Editor's note: The "Words from Wiechers" series considers the lessons our industry can learn from the late Johann Wiechers, Ph.D. He was an adviser, colleague and leader in the industry until his passing in 2011. Presenting Wiechers's insights is Tony O'Lenick.
Chapter 39 of Wiechers’s book, Memories of a Cosmetically Disturbed Mind, starts out with an important perception and simple assumption of the cosmetics world that I believe goes too far: 'If the rationale for [our] products is correct, then cosmetic science should be different in different places of the world.'
He continues, “Cosmetic science is a global business and what is true on one side of this planet is also true on the other side of this planet. Correct, don’t you think? Unless you think about ethnic products. If the rationale for those products is correct, then cosmetic science should be different in different places of the world. But my behavior of [giving the same] talk in different corners of the world suggests that the science is the same.

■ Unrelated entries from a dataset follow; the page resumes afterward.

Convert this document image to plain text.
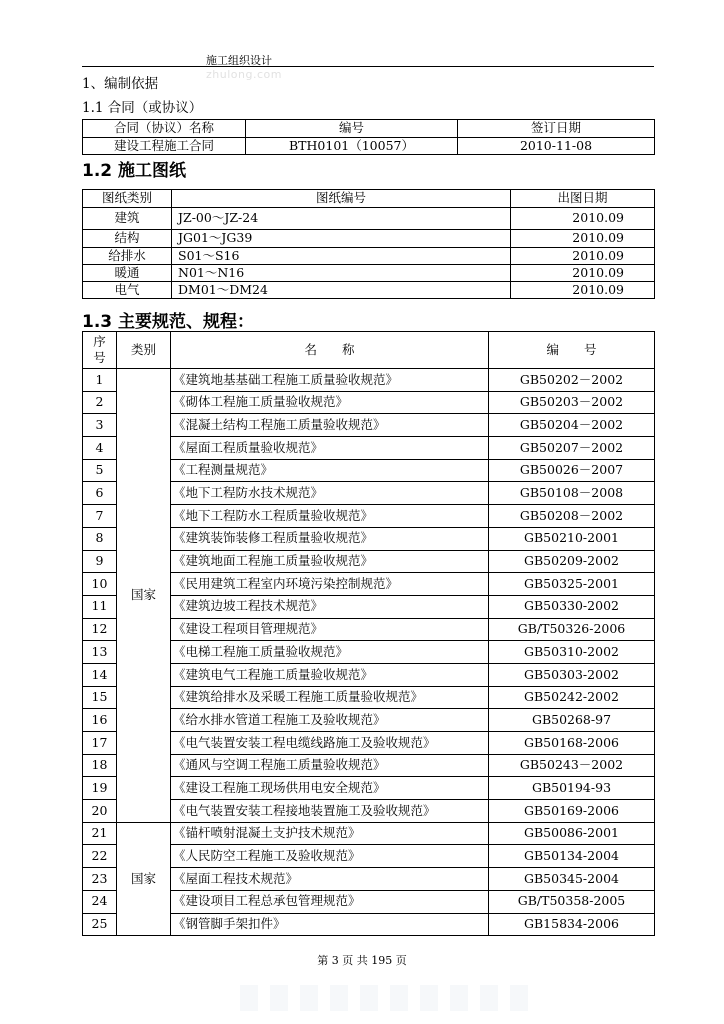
施工组织设计
zhulong.com
1、编制依据
1.1 合同（或协议）
合同（协议）名称	编号	签订日期
建设工程施工合同	BTH0101（10057）	2010-11-08
1.2 施工图纸
图纸类别	图纸编号	出图日期
建筑	JZ-00～JZ-24	2010.09
结构	JG01～JG39	2010.09
给排水	S01～S16	2010.09
暖通	N01～N16	2010.09
电气	DM01～DM24	2010.09
1.3 主要规范、规程：
序号	类别	名　　称	编　　号
1	国家	《建筑地基基础工程施工质量验收规范》	GB50202－2002
2		《砌体工程施工质量验收规范》	GB50203－2002
3		《混凝土结构工程施工质量验收规范》	GB50204－2002
4		《屋面工程质量验收规范》	GB50207－2002
5		《工程测量规范》	GB50026－2007
6		《地下工程防水技术规范》	GB50108－2008
7		《地下工程防水工程质量验收规范》	GB50208－2002
8		《建筑装饰装修工程质量验收规范》	GB50210-2001
9		《建筑地面工程施工质量验收规范》	GB50209-2002
10		《民用建筑工程室内环境污染控制规范》	GB50325-2001
11		《建筑边坡工程技术规范》	GB50330-2002
12		《建设工程项目管理规范》	GB/T50326-2006
13		《电梯工程施工质量验收规范》	GB50310-2002
14		《建筑电气工程施工质量验收规范》	GB50303-2002
15		《建筑给排水及采暖工程施工质量验收规范》	GB50242-2002
16		《给水排水管道工程施工及验收规范》	GB50268-97
17		《电气装置安装工程电缆线路施工及验收规范》	GB50168-2006
18		《通风与空调工程施工质量验收规范》	GB50243－2002
19		《建设工程施工现场供用电安全规范》	GB50194-93
20		《电气装置安装工程接地装置施工及验收规范》	GB50169-2006
21	国家	《锚杆喷射混凝土支护技术规范》	GB50086-2001
22		《人民防空工程施工及验收规范》	GB50134-2004
23		《屋面工程技术规范》	GB50345-2004
24		《建设项目工程总承包管理规范》	GB/T50358-2005
25		《钢管脚手架扣件》	GB15834-2006
第 3 页 共 195 页
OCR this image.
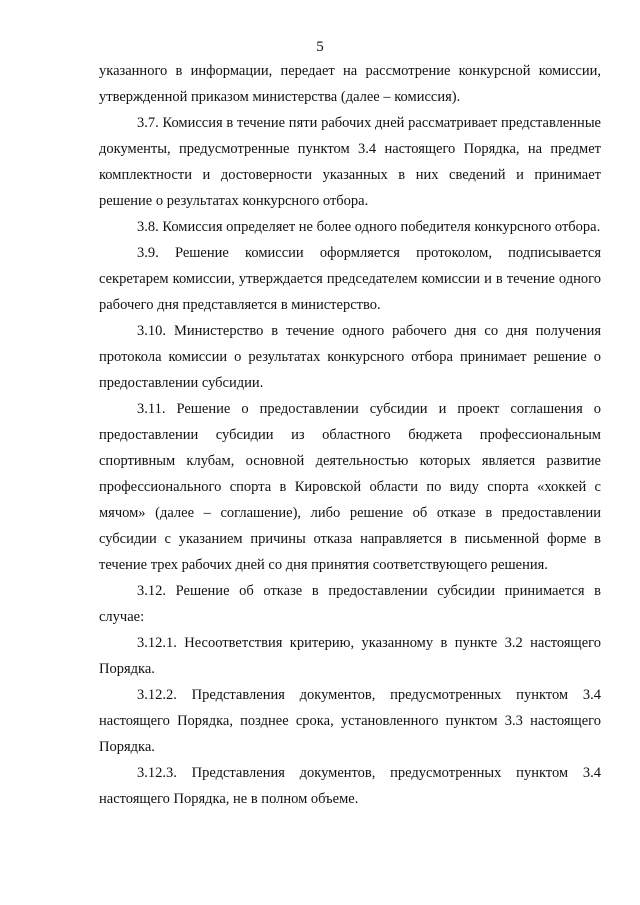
5

указанного в информации, передает на рассмотрение конкурсной комиссии, утвержденной приказом министерства (далее – комиссия).

3.7. Комиссия в течение пяти рабочих дней рассматривает представленные документы, предусмотренные пунктом 3.4 настоящего Порядка, на предмет комплектности и достоверности указанных в них сведений и принимает решение о результатах конкурсного отбора.

3.8. Комиссия определяет не более одного победителя конкурсного отбора.

3.9. Решение комиссии оформляется протоколом, подписывается секретарем комиссии, утверждается председателем комиссии и в течение одного рабочего дня представляется в министерство.

3.10. Министерство в течение одного рабочего дня со дня получения протокола комиссии о результатах конкурсного отбора принимает решение о предоставлении субсидии.

3.11. Решение о предоставлении субсидии и проект соглашения о предоставлении субсидии из областного бюджета профессиональным спортивным клубам, основной деятельностью которых является развитие профессионального спорта в Кировской области по виду спорта «хоккей с мячом» (далее – соглашение), либо решение об отказе в предоставлении субсидии с указанием причины отказа направляется в письменной форме в течение трех рабочих дней со дня принятия соответствующего решения.

3.12. Решение об отказе в предоставлении субсидии принимается в случае:

3.12.1. Несоответствия критерию, указанному в пункте 3.2 настоящего Порядка.

3.12.2. Представления документов, предусмотренных пунктом 3.4 настоящего Порядка, позднее срока, установленного пунктом 3.3 настоящего Порядка.

3.12.3. Представления документов, предусмотренных пунктом 3.4 настоящего Порядка, не в полном объеме.
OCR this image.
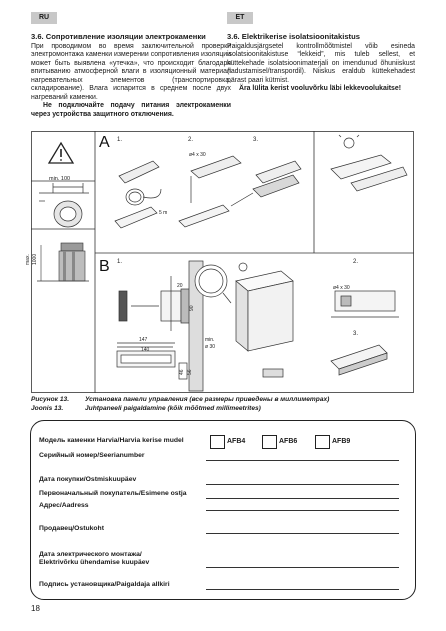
RU	ET
3.6. Сопротивление изоляции электрокаменки

При проводимом во время заключительной проверки электромонтажа каменки измерении сопротивления изоляции может быть выявлена «утечка», что происходит благодаря впитыванию атмосферной влаги в изоляционный материал нагревательных элементов (транспортировка, складирование). Влага испарится в среднем после двух нагреваний каменки.

Не подключайте подачу питания электрокаменки через устройства защитного отключения.

3.6. Elektrikerise isolatsioonitakistus

Paigaldusjärgsetel kontrollmõõtmistel võib esineda isolatsioonitakistuse “lekkeid”, mis tuleb sellest, et küttekehade isolatsioonimaterjali on imendunud õhuniiskust (ladustamisel/transpordil). Niiskus eraldub küttekehadest pärast paari kütmist.

Ära lülita kerist vooluvõrku läbi lekkevoolukaitse!

min. 100
max. 1000
A 1.	2.	3.
ø4 x 30
5 m
B 1.	2.
3.
20
90
147
140
46 56
min.
ø 30
ø4 x 30
Рисунок 13. Установка панели управления (все размеры приведены в миллиметрах)
Joonis 13.	Juhtpaneeli paigaldamine (kõik mõõtmed millimeetrites)
Модель каменки Harvia/Harvia kerise mudel	AFB4	AFB6	AFB9
Серийный номер/Seerianumber
Дата покупки/Ostmiskuupäev
Первоначальный покупатель/Esimene ostja
Адрес/Aadress
Продавец/Ostukoht
Дата электрического монтажа/
Elektrivõrku ühendamise kuupäev
Подпись установщика/Paigaldaja allkiri
18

“And if the science is the same, the products should be the same. So either I am wrong and there is indeed a different need amongst the various [ethnic groups] on this planet or our marketing colleagues have got the wrong end of the stick and we’re selling stories. I know which one of the two I would prefer to be wrong.”
He continues with this thought experiment, initially conceding that there are differences and that he is more wrong than he would like to admit publicly. “I better study the literature a bit better before I open my big mouth again and shout that there are no differences between skins of different color,” he writes. “How can I have been that wrong? … But then I remember that other article describing [the] skin penetration of acetyl-salicylic acid, benzoic acid and caffeine, and I see that I was not that wrong at all. That article shows no difference whatsoever between [three ethnic skin types in terms of] permeability.”
The fact of the matter is perhaps Wiechers is mixing two very different concepts in the above article: 1) judging cosmetic products by consumer demand and 2) attributing those effects to differences in cosmetic science. By and large, the science is the same; penetration and the measurable functional properties vary little within any ethnic group. What does differ is consumer demand, acceptance and perception of a product.
By definition, cosmetic products affect appearance and consumers have different ideas of what appearances are most attractive. The drivers are therefore different for different people, geographic areas and cultural expectations.
It is amazing to see that throughout the world, while beauty is universal, there are local beauty differences relating to culture, to climate and somewhat to age, and these change over time. The cosmetics used today are very different from those used 50 years ago, but the underlying science remains the same.
As we undertake product development efforts, we must develop platforms that respect cosmetic science but allow for localization of formulations that respect all the differences beauty entails. Vive La Différence!
Modified from Ethnic Formulating: Getting it Right.